Thousands of fans got a preview of the show when organizers allowed them to watch the Jan. 12 dress rehearsal as long as they made a donation to the Kui Lee fund. Fans stormed into the arena when the doors opened and waited two hours for the rehearsal to begin.
The real concert drew 6,000 people, which filled the arena because a large "We Love Elvis" sign covered about 3,500 seats.
Ruth Falter, in 1973 "a poor 21-year-old working for GEICO," paid $2 for her ticket — a lot of money for her at the time. She still has her ticket stub.
"I was really an Elvis fan," Falter said. "I was so excited to be part of the historic event, but because it was so late at night, I was afraid I couldn’t stay awake."
Falter and a friend fortified themselves with a pitcher of margaritas before they went to the arena and had no problem staying awake once the show started after midnight. She plans to attend the 40th-anniversary screening of the "Aloha from Hawaii" concert Jan. 14.
Hawaii Gov. Neil Abercrombie, a UH teaching assistant in 1973, doesn’t remember how much he paid for his ticket, but guesses it wasn’t much.
"Obviously, (with) people like me going, I mean it was cheap," he said.
Abercrombie remembers the event as "just amazing."
"(Elvis was wearing) the white uniform and the cape, and he was making his semi-karate moves and all that stuff," he said. "The spotlight would go off and it would be dark. And then the light would go on, and there he’d be in the cape with the big collar. And in my mind’s eye he was wearing Beatle boots. … Maybe he wasn’t, but it seemed that way because the pants had a flare and they were stiff … and he had a big smile on his face. He was obviously enjoying himself."
Presley, wearing his iconic "American Eagle" jumpsuit, tossed the $10,000 cape into the crowd at the end of his performance and then flashed a shaka to the audience.
Longtime Hawaii entertainer Melveen Leed had seen Presley perform at the MGM Grand in Las Vegas but said the "Aloha from Hawaii" concert was something special.
"I was sitting on the side, but I was so near (to the stage). It was so exciting because I really was such a big fan of his," she said. "I remember him always relating to his band and his singers. He was such a professional … and his voice was just super. It was just beautiful. It was flawless."
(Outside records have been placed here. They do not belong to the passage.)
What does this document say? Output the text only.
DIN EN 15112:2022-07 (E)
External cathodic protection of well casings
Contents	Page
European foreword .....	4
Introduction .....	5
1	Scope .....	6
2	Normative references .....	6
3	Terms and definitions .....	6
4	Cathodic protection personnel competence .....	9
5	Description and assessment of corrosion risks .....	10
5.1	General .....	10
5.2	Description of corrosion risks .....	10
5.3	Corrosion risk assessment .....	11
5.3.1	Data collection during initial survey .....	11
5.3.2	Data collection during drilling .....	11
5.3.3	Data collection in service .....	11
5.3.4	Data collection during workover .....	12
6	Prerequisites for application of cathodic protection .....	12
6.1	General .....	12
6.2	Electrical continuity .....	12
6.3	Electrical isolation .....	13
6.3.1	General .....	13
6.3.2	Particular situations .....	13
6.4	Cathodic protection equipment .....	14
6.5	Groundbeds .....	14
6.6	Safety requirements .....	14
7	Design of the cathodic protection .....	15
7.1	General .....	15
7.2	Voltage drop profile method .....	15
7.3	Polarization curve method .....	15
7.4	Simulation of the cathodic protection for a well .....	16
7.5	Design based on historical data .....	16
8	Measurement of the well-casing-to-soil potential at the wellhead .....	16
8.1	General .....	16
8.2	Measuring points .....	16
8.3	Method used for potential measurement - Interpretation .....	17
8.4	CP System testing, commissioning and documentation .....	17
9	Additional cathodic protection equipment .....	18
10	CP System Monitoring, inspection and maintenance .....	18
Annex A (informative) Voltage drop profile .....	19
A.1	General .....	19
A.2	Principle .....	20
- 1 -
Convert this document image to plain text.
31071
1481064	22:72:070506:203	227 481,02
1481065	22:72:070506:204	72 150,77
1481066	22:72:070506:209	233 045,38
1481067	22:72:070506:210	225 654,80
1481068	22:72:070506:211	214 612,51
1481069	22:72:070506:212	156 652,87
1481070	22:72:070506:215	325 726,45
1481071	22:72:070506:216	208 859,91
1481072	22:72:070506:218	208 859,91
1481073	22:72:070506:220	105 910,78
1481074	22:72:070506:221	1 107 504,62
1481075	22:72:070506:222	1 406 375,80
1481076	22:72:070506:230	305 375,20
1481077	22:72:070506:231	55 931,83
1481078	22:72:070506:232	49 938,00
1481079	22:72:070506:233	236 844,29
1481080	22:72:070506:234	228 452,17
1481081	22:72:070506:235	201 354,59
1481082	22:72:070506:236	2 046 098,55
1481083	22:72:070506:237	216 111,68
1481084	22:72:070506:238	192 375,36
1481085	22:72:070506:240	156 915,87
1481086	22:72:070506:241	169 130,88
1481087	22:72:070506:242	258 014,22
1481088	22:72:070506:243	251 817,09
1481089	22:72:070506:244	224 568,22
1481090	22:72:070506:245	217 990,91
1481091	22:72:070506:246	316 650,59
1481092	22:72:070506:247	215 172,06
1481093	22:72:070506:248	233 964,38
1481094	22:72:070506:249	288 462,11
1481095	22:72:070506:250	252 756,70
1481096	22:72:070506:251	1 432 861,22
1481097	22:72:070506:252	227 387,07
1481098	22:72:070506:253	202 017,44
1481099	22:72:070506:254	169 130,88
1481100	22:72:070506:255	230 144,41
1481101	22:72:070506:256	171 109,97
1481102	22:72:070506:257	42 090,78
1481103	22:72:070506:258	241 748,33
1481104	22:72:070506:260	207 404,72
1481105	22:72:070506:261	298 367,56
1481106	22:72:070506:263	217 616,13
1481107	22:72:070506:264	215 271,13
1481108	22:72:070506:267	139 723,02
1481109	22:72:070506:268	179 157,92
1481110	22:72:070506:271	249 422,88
Presley performed a cross section of classic hits and contemporary material that included "See See Rider," "Burning Love," "Blue Suede Shoes," "Steamroller Blues," "Early Morning Rain," "Suspicious Minds," "Can’t Help Falling in Love" and — of course — Lee’s "I’ll Remember You."
When the show was over and the audience had left, Presley recorded five additional songs for the U.S. broadcast.
Sherman remembers "Aloha from Hawaii" as the show of a lifetime.
"We knew it was important, but in retrospect, as time went on, we didn’t know how big it was," he said. "(Elvis) was in his prime … (and) at that time they estimated that it was the biggest audience ever. All over the world."
Presley, 38 at the time, also understood the significance of the satellite-live 1973 concert. Moffatt, who interviewed the singer at Honolulu Airport when he arrived for the show, said Presley told him, "Tom, this is the biggest thing I’ve ever done."